写作这个东西不光是头脑的事情,它还是思维的重组。对着键盘,无从下手,脑子里全部都是水了,胸口的气满满的。全身都在冒汗,在屋子里走过去,走过来的,看着我栽种的水仙花,对着阳台,对着窗子。双手放在裤兜里,不停的把口中的痰往肚子里咽。头在不停的摇摆着,街上的车子在嘟嘟嘟嘟的开过,真想一脚把它踢到空中。这个屋子一点隔音都没有。时常半夜里有人在街上喝酒喧哗的声音,从窗口看得见,明显的就在楼下面,手上拿着啤酒瓶,嘴里尽是一些污秽的语言。对这个城市,对一些人的不满。
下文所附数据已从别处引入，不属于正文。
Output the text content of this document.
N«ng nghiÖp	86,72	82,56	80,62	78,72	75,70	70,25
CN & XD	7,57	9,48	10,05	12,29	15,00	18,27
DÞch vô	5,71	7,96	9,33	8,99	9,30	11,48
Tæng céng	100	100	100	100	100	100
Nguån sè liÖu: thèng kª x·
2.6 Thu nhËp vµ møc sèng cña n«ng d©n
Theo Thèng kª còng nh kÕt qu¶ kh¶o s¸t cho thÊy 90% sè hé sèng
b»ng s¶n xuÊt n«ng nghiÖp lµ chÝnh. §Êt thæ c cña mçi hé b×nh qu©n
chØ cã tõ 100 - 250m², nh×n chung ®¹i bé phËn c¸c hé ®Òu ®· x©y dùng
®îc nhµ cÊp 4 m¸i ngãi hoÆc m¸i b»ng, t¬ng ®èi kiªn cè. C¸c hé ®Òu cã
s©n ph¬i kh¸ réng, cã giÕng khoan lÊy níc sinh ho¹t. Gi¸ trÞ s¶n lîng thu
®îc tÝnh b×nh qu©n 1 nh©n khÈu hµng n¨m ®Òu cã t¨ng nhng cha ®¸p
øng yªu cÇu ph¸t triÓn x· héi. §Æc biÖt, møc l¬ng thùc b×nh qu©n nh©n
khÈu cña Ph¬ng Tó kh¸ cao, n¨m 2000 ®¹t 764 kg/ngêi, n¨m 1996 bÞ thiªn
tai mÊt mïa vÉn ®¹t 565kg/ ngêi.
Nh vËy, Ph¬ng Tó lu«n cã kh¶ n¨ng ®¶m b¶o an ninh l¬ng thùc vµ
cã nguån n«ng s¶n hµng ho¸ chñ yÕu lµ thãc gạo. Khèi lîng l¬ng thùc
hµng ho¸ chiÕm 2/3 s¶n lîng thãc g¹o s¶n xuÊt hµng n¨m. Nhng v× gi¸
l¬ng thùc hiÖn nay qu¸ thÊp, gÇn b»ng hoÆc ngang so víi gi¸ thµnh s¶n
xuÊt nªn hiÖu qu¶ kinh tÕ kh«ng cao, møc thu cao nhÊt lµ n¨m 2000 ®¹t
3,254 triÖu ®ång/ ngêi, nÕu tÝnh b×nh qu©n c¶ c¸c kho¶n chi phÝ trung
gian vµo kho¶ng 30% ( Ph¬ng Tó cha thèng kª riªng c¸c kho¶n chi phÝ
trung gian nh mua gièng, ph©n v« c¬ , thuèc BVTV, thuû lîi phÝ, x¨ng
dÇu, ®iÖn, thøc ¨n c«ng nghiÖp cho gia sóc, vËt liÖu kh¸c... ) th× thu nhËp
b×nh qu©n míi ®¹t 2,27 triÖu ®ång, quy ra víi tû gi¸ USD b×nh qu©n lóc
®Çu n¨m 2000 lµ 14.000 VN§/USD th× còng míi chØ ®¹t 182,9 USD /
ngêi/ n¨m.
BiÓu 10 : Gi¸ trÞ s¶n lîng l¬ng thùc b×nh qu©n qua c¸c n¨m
我看也是一些三十出头的人,,听说话声都是没有成家的人,我看着他们,就像看到自己一样,他们还可以用烟酒和几个志同道合的人发泄一下。我怕,我怕自己喝醉了就永远醒不来呀。我也想和他们一样畅快的喝,畅快的发言论,然后站在路的中间,吃进去的喝进去的全都吐在地上。最后对着大街,对着天空在深夜里嚎叫几声。不管他们出于什么样的目的,其结果,他们需要发泄。我看着心疼,看着恶心,站在窗前,只能摇摇头。梦的远方,心在流浪,何时归家,遥遥无期。

看着手上的那枚戒指,写着出入平安,不记得什么时候打造的了,那是妈妈的嫁妆,一对镯子,具体年与日忘记了,那是一个冬天,一个铁匠到村里的时候,妈妈拿了一支银镯,打造了五个。我在外面,就选择了一个出入平安的字,希望我在外面平平安安。我很在乎情谊这个东西。我一直戴在手上,不带的时候放在钱夹里。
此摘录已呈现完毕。